In this lab we will implement a program to do spell checking of text documents against a dictionary of words. Sume peepel reelie nead a spel czequer; sume peepel du knop.

A hash table is a very good data structure to hold a dictionary of words against which documents will be checked, because it provides for an efficient way to look elements up in it. (How efficient?)

Once the dictionary words are loaded into a hash table, the program will be reading consecutive words from the document to be checked. Each word will be looked up in the dictionary. If a word is not found in the dictionary, the word is considered a spelling error.

The dictionary will be read from a text file (on disk) into a hash table (in memory). Each word in the file serves as a key as we insert entries into the hash table. In this application, the object associated with the key is of no importance to us, so in your implementation it can be whatever you choose, but null. For example, it can be the same object as the key itself, or a number, or anything else.

Our program will provide the user with the flexibility to choose the file of words they want to use to build their dictionary. In addition, we will structure this application in such a way that it is easy to replace the hash table holding the dictionary with some other suitable data structure in the future.

In particular, we will separate the task of creating the dictionary from the task of spell checking the document. Implement the first task in a class named EnglishHashDictionary.java and the second task in a class named Speller.java. The Speller class should require minimal changes when a dictionary other than the EnglishHashDictionary is used.

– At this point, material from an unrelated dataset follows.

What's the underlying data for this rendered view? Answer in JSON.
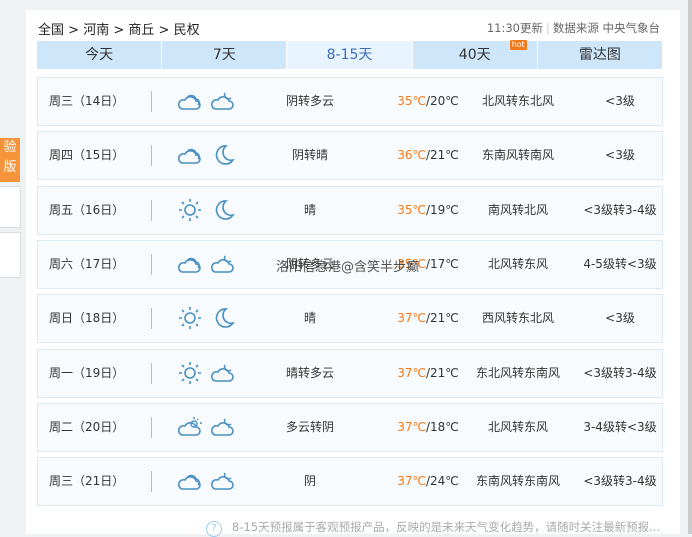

Download folder lab11. The material there provides a starting point for your work. This folder contains the following files:

  1. Dictionary.java (the complete interface)
  2. EnglishHashDictionary.java (an incomplete implementation of the Dictionary interface)
  3. Speller.java (an incomplete client)
  4. three "EnglishWordsX.txt" files to use in building your English Language Dictionary
  5. several text files (end in .txt) to use for spell checking.

In particular:

  • Dictionary.java: Any class that defines a dictionary should implement this interface. In particular, any such class should provide a way to add a word to the dictionary, search the dictionary for a given word, and remove a word from it. Our EnglishHashDictionary class will, indeed, be no exception. Using this interface, the client code, like the Speller in our application, (see further down) becomes independent of the specifics in such implementation.
  • The file EnglishWords.txt contains about 25,000 words that make up the dictionary we will use today (EnglishWords1.txt contains about 40,000 words; EnglishWords2.txt contains about 80,000 words -- you can use any of these files, or try them all and see if you notice a speed difference).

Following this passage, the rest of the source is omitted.